A study from Environmental Health Perspectives, which was published in October 2015, looked at the performance of individuals in green and non-green environments and compared results, with extra measures taken to prevent biased feedback. The bottom line was that working in a typical office with limited natural light and an average level of pollutants seems to have an adverse effect on cognitive function, from decreased attention spans to slower problem solving. The research also concluded that increased air quality was a key factor in improving attention, focus and overall performance. The worry is that this kind of non-green office environment has become the ‘norm’ for businesses throughout the western world, and the research highlights how simple changes to the office environment can yield fruitful results.

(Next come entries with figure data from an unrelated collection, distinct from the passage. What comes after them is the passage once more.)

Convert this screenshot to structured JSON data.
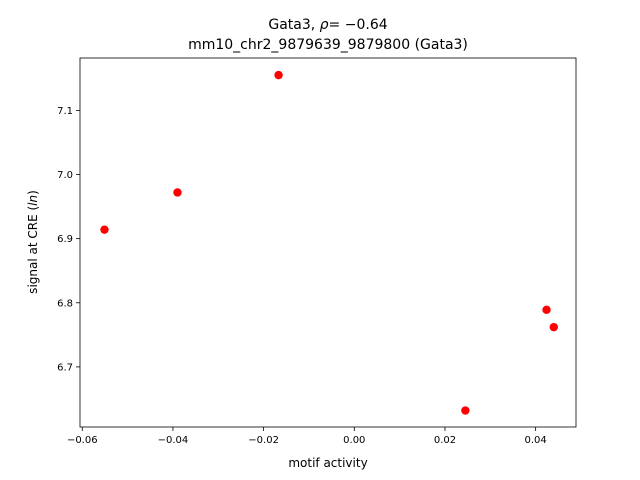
{
  "chart_data": {
    "type": "scatter",
    "title_line1_prefix": "Gata3, ",
    "title_line1_rho": "ρ",
    "title_line1_suffix": "= −0.64",
    "title_line2": "mm10_chr2_9879639_9879800 (Gata3)",
    "xlabel": "motif activity",
    "ylabel_prefix": "signal at CRE (",
    "ylabel_italic": "ln",
    "ylabel_suffix": ")",
    "xlim": [
      -0.0605,
      0.0489
    ],
    "ylim": [
      6.6063,
      7.1817
    ],
    "x_ticks": [
      {
        "value": -0.06,
        "label": "−0.06"
      },
      {
        "value": -0.04,
        "label": "−0.04"
      },
      {
        "value": -0.02,
        "label": "−0.02"
      },
      {
        "value": 0.0,
        "label": "0.00"
      },
      {
        "value": 0.02,
        "label": "0.02"
      },
      {
        "value": 0.04,
        "label": "0.04"
      }
    ],
    "y_ticks": [
      {
        "value": 6.7,
        "label": "6.7"
      },
      {
        "value": 6.8,
        "label": "6.8"
      },
      {
        "value": 6.9,
        "label": "6.9"
      },
      {
        "value": 7.0,
        "label": "7.0"
      },
      {
        "value": 7.1,
        "label": "7.1"
      }
    ],
    "grid": false,
    "point_color": "#ff0000",
    "points": [
      {
        "x": -0.0551,
        "y": 6.914
      },
      {
        "x": -0.039,
        "y": 6.972
      },
      {
        "x": -0.0167,
        "y": 7.155
      },
      {
        "x": 0.0245,
        "y": 6.632
      },
      {
        "x": 0.0424,
        "y": 6.789
      },
      {
        "x": 0.044,
        "y": 6.762
      }
    ]
  }
}
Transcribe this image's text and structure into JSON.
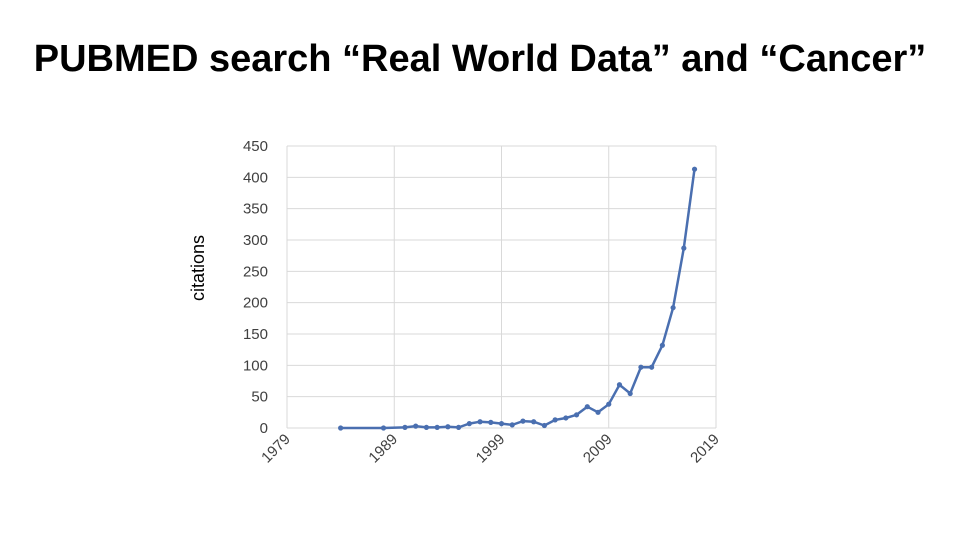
{
  "title": "PUBMED search “Real World Data” and “Cancer”",
  "chart_data": {
    "type": "line",
    "ylabel": "citations",
    "xlabel": "",
    "xlim": [
      1979,
      2019
    ],
    "ylim": [
      0,
      450
    ],
    "yticks": [
      0,
      50,
      100,
      150,
      200,
      250,
      300,
      350,
      400,
      450
    ],
    "xticks": [
      1979,
      1989,
      1999,
      2009,
      2019
    ],
    "grid": true,
    "line_color": "#4a6fb0",
    "series": [
      {
        "x": [
          1984,
          1988,
          1990,
          1991,
          1992,
          1993,
          1994,
          1995,
          1996,
          1997,
          1998,
          1999,
          2000,
          2001,
          2002,
          2003,
          2004,
          2005,
          2006,
          2007,
          2008,
          2009,
          2010,
          2011,
          2012,
          2013,
          2014,
          2015,
          2016,
          2017
        ],
        "y": [
          0,
          0,
          1,
          3,
          1,
          1,
          2,
          1,
          7,
          10,
          9,
          7,
          5,
          11,
          10,
          4,
          13,
          16,
          21,
          34,
          25,
          38,
          69,
          55,
          97,
          97,
          132,
          192,
          287,
          413
        ]
      }
    ]
  }
}
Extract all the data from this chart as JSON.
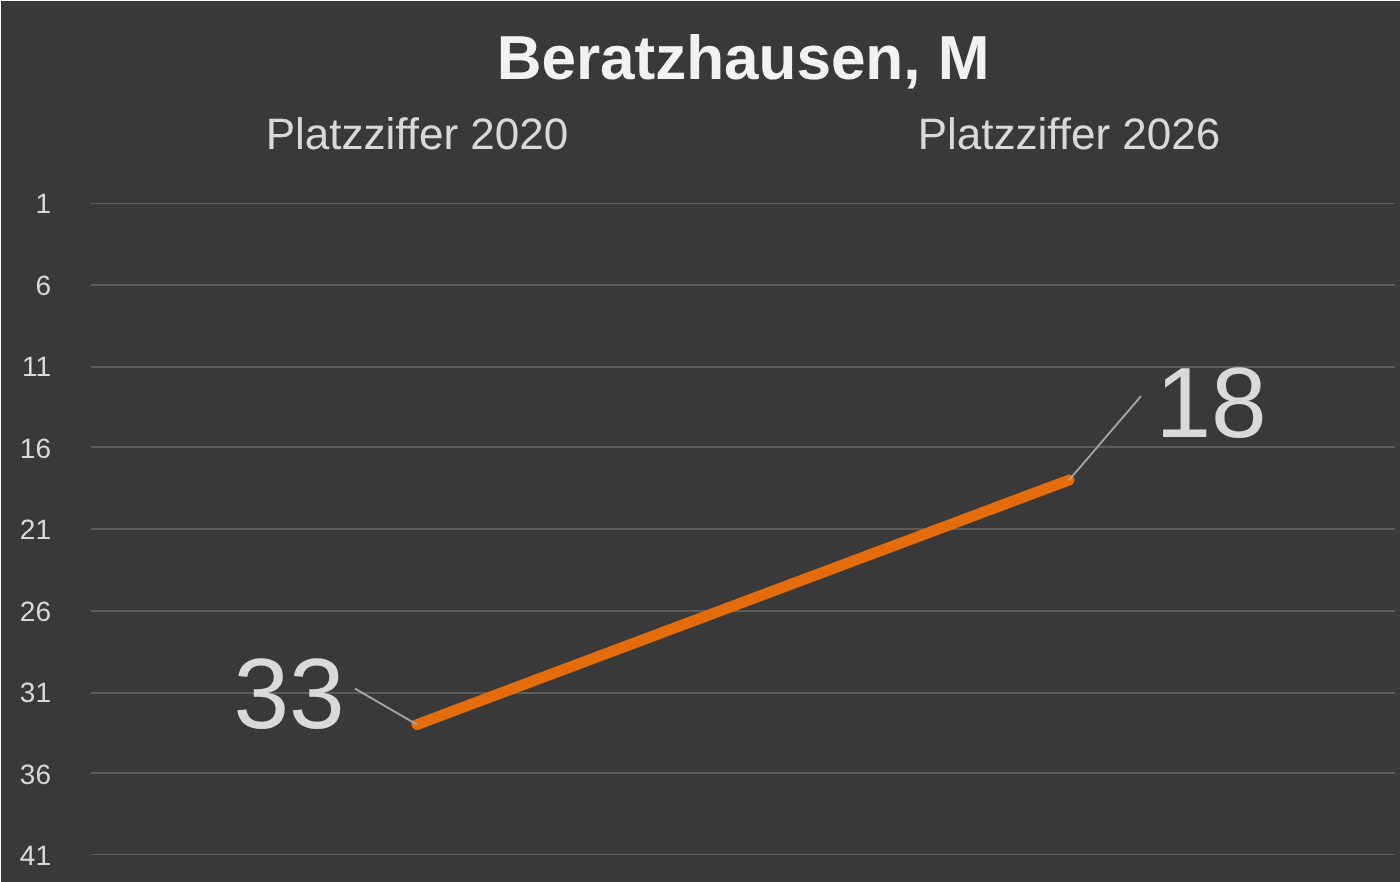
{
  "chart_data": {
    "type": "line",
    "title": "Beratzhausen, M",
    "categories": [
      "Platzziffer 2020",
      "Platzziffer 2026"
    ],
    "series": [
      {
        "color": "#e46c0a",
        "values": [
          33,
          18
        ]
      }
    ],
    "ylim": [
      41,
      1
    ],
    "yticks": [
      1,
      6,
      11,
      16,
      21,
      26,
      31,
      36,
      41
    ],
    "grid": "y",
    "data_labels": true
  }
}
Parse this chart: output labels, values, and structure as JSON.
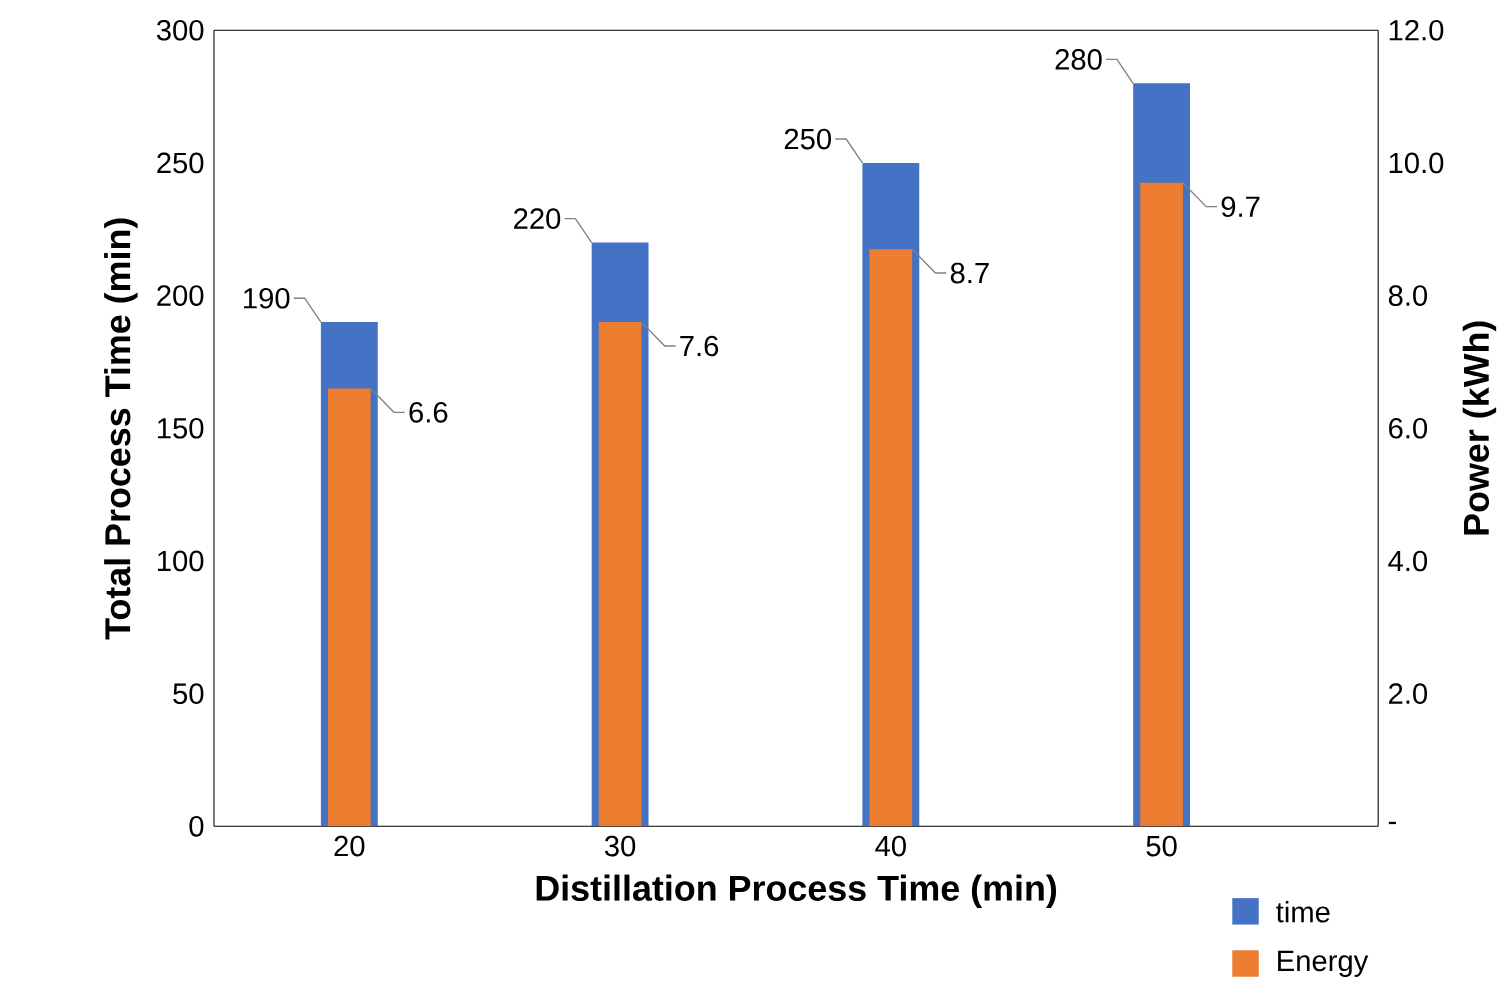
{
  "chart_data": {
    "type": "bar",
    "xlabel": "Distillation Process Time (min)",
    "ylabel": "Total Process Time (min)",
    "y2label": "Power (kWh)",
    "categories": [
      "20",
      "30",
      "40",
      "50"
    ],
    "series": [
      {
        "name": "time",
        "color": "#4472c4",
        "axis": "y",
        "values": [
          190,
          220,
          250,
          280
        ]
      },
      {
        "name": "Energy",
        "color": "#ed7d31",
        "axis": "y2",
        "values": [
          6.6,
          7.6,
          8.7,
          9.7
        ]
      }
    ],
    "ylim": [
      0,
      300
    ],
    "yticks": [
      0,
      50,
      100,
      150,
      200,
      250,
      300
    ],
    "y2lim": [
      0,
      12
    ],
    "y2ticks": [
      {
        "value": 0,
        "label": "-"
      },
      {
        "value": 2,
        "label": "2.0"
      },
      {
        "value": 4,
        "label": "4.0"
      },
      {
        "value": 6,
        "label": "6.0"
      },
      {
        "value": 8,
        "label": "8.0"
      },
      {
        "value": 10,
        "label": "10.0"
      },
      {
        "value": 12,
        "label": "12.0"
      }
    ],
    "data_labels": true,
    "legend": "bottom right"
  }
}
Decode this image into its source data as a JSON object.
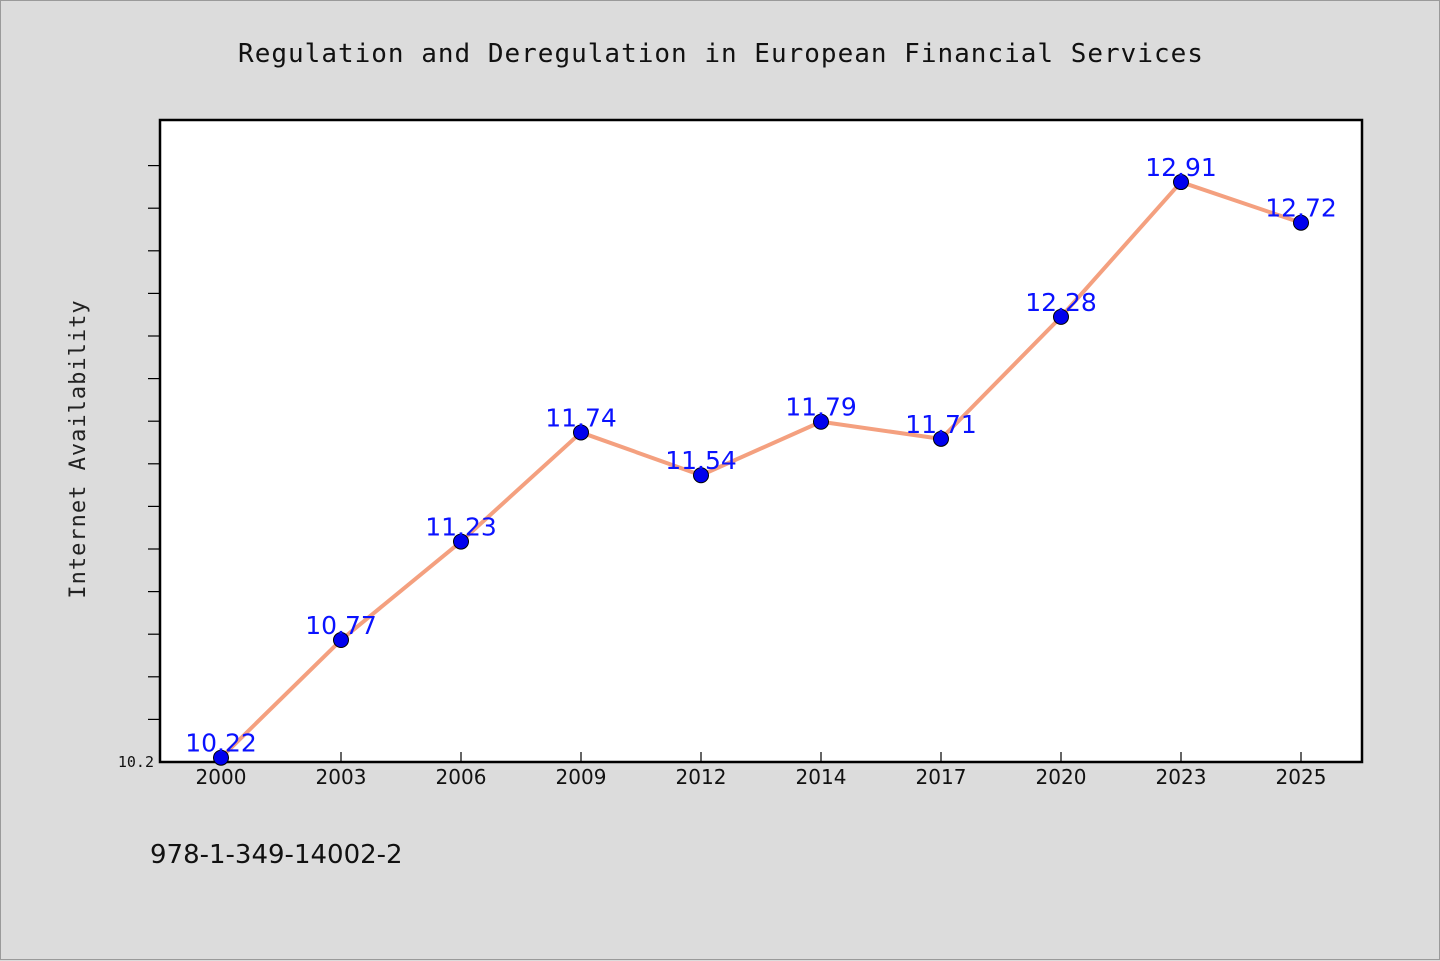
{
  "chart_data": {
    "type": "line",
    "title": "Regulation and Deregulation in European Financial Services",
    "xlabel": "",
    "ylabel": "Internet Availability",
    "categories": [
      "2000",
      "2003",
      "2006",
      "2009",
      "2012",
      "2014",
      "2017",
      "2020",
      "2023",
      "2025"
    ],
    "series": [
      {
        "values": [
          10.22,
          10.77,
          11.23,
          11.74,
          11.54,
          11.79,
          11.71,
          12.28,
          12.91,
          12.72
        ],
        "labels": [
          "10.22",
          "10.77",
          "11.23",
          "11.74",
          "11.54",
          "11.79",
          "11.71",
          "12.28",
          "12.91",
          "12.72"
        ],
        "line_color": "#f4a07f",
        "marker_color": "#0000ee"
      }
    ],
    "ylim": [
      10.2,
      13.2
    ],
    "y_tick_label": "10.2",
    "grid": false,
    "legend": "none"
  },
  "footer": {
    "isbn": "978-1-349-14002-2"
  },
  "colors": {
    "background": "#dcdcdc",
    "plot_background": "#ffffff",
    "axis": "#000000"
  }
}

According to The University of York, people in developed countries spend around 90% of their time indoors. Even in jobs where travelling and outdoor activities are commonplace, most big decisions and tangible pieces of work are still completed inside an office, and for many businesses the office environment is an afterthought. Businesses pump huge amounts of capital into different parts of their organisation in order to boost productivity and streamline processes. Usually this is about cutting labour time, reducing costs and looking for ways to better balance the books, but very little attention is paid to the productivity of workers and the impact their environment can have. Why?

Until very recently, things like the impact of the environment on worker productivity have been qualitative and unmeasurable, and businesses don’t like to spend money on things that can’t be measured. Studies like this one by Cardiff University should go some way in making businesses more conscious of the environment their staff work in. The advantages of a green office do not just stop at productivity though. Research by Ambius has also indicated that a greener office environment can help to reduce stress, increase attention spans and even increase psychological well-being.

These studies are compelling, and as more and more evidence is gathered it’s clear that the working environment is going to become more of a concern for businesses, particularly start-up companies and those looking to choose new office spaces. An employee’s ability to function optimally is intrinsically linked to their well-being, so we should expect to see businesses investing more time and effort in workplace environments. For a long time the focus has been on how and when we work, but this may see ‘where’ become more integral to the success of big companies.